Nos últimos anos, o “feminismo” tornou-se um tema importante, incluído na mídia burguesa. Ao mesmo tempo, porém, há tendências visíveis também no feminismo marxista para tratar a relação hierárquica de gênero como uma contradição secundária, subsumindo-a à relação de classe. Este livro opõe-se veementemente a isso.

Mesmo que o valor-dissociação tenha de ser visto como a estrutura basilar do capitalismo, esta crítica escapa ao velho pensamento da contradição principal e secundária. Com Adorno, ela também sabe “pensar contra si mesma” e abordar ao mesmo tempo também outras desigualdades, o racismo, o antissemitismo, a islamofobia, a homofobia e a transfobia etc. No entanto, ainda não desenvolvi isso neste livro, mas apenas posteriormente noutras publicações (sobretudo no meu segundo livro Differenzen der Krise — Krise der Differenzen [Diferenças da crise — crise das diferenças], de 2005, a ser publicado em breve no Brasil).

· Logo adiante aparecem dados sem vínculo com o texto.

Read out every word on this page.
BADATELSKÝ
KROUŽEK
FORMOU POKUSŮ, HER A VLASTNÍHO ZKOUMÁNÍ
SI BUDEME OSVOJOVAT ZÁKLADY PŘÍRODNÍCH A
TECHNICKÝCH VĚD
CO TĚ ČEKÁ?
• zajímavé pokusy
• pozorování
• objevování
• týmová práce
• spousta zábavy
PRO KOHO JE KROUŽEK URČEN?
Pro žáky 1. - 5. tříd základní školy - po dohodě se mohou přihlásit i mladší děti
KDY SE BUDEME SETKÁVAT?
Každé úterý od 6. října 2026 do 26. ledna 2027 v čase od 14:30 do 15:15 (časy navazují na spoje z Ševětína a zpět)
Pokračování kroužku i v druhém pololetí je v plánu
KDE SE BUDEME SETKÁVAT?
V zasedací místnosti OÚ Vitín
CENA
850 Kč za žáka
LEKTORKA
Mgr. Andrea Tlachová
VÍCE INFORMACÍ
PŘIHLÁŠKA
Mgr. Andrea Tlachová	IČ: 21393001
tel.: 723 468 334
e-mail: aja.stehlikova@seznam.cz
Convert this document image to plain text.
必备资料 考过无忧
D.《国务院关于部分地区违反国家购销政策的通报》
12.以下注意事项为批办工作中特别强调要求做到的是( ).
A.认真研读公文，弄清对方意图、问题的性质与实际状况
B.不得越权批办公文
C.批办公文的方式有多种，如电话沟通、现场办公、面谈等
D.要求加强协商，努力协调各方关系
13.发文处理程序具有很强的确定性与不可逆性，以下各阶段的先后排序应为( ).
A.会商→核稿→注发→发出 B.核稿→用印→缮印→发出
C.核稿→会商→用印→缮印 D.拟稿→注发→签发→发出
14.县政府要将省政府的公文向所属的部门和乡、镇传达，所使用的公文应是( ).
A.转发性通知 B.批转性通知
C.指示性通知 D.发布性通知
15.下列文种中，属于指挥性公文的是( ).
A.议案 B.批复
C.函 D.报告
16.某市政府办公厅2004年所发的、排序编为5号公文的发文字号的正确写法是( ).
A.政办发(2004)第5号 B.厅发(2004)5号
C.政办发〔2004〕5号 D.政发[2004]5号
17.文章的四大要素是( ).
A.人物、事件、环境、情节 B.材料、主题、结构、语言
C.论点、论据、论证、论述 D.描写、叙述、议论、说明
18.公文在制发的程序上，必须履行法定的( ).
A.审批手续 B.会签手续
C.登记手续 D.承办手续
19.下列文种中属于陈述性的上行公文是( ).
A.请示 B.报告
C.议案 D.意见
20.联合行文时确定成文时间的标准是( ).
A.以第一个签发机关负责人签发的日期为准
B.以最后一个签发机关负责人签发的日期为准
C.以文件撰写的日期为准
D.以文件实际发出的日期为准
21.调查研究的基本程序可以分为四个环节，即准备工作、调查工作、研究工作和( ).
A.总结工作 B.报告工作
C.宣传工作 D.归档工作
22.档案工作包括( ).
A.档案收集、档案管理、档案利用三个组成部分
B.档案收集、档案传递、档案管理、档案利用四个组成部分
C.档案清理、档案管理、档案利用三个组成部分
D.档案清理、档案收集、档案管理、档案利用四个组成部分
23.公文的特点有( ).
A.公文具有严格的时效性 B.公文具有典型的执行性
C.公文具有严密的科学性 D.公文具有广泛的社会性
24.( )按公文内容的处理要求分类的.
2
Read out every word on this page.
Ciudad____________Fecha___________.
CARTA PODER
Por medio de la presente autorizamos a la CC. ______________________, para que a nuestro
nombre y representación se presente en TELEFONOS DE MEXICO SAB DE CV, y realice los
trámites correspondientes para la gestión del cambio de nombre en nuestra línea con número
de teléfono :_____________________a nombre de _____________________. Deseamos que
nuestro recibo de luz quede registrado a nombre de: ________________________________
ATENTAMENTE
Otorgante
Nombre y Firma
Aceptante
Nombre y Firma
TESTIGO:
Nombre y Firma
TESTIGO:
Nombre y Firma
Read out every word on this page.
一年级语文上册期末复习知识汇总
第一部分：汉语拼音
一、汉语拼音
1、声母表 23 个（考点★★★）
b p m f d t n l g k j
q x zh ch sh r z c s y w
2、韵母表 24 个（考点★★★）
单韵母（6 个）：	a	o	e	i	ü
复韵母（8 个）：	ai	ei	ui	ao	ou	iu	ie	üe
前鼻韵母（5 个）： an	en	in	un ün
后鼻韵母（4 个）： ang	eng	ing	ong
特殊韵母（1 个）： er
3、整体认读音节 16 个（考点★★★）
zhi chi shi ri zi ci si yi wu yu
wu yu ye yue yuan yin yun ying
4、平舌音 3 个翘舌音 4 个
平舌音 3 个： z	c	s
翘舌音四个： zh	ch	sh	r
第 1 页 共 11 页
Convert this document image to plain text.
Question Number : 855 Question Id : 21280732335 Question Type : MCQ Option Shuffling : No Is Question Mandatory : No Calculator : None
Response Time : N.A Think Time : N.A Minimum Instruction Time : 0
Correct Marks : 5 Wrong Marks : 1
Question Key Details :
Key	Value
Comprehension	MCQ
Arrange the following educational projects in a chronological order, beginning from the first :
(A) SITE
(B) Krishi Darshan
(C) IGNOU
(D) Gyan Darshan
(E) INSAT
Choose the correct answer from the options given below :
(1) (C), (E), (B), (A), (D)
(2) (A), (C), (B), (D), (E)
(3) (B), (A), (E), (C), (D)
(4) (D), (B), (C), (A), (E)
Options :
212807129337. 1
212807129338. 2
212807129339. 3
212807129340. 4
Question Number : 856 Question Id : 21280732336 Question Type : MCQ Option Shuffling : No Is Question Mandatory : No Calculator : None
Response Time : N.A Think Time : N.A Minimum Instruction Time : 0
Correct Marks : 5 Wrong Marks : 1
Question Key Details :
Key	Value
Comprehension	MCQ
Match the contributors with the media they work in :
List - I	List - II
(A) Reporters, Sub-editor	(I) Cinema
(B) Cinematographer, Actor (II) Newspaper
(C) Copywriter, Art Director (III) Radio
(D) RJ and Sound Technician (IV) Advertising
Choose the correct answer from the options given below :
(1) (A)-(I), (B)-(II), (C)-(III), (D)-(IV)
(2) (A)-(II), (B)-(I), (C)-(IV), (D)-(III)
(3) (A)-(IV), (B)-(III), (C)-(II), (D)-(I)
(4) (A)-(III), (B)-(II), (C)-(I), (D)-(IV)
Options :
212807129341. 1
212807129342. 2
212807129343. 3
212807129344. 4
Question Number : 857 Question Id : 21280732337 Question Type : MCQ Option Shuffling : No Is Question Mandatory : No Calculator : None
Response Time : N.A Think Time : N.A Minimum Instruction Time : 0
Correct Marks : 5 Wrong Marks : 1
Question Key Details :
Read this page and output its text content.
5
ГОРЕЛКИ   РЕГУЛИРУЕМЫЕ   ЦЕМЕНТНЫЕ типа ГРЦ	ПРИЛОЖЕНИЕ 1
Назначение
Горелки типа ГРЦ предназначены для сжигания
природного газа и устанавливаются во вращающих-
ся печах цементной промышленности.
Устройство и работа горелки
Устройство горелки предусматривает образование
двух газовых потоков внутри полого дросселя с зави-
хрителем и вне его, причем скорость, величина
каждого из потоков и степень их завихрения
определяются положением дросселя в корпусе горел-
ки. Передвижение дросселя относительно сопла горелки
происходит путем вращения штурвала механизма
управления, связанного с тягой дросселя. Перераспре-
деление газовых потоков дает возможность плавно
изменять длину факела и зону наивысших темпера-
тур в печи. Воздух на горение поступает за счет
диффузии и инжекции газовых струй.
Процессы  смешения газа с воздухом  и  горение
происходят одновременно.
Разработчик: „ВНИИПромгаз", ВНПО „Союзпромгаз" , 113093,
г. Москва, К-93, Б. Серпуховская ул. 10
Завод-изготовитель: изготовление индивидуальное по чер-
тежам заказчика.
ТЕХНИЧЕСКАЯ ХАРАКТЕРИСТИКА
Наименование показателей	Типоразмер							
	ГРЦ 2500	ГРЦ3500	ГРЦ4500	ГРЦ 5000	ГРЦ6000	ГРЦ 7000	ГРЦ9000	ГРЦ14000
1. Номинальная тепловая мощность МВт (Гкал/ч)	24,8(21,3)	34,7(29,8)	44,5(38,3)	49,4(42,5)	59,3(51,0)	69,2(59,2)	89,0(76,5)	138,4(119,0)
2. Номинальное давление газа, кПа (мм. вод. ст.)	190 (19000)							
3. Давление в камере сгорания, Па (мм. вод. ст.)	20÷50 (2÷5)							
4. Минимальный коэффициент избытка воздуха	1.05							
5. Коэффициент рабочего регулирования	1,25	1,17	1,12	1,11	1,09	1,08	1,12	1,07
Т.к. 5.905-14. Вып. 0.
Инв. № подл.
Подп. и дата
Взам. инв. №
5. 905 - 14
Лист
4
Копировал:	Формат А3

Na minha opinião, o essencial de O sexo do capitalismo deve ser mantido ainda hoje sem nenhuma dificuldade. E aplica-se também ao Brasil, onde o asselvajamento do patriarcado se aprofunda explicitamente. Podemos verificar isso, por exemplo, nos feminicídios e na crescente administração da crise pelas mulheres, mesmo apesar da simultânea tentativa de promoção da igualdade de gênero por parte do governo (ver Ana Eliza Cruz Corrêa & Scheilla Nunes Gonçalves, “Crise e asselvajamento do patriarcado no Brasil: as mulheres dos escombros no capitalismo periférico”, obeco-online.org, 2024).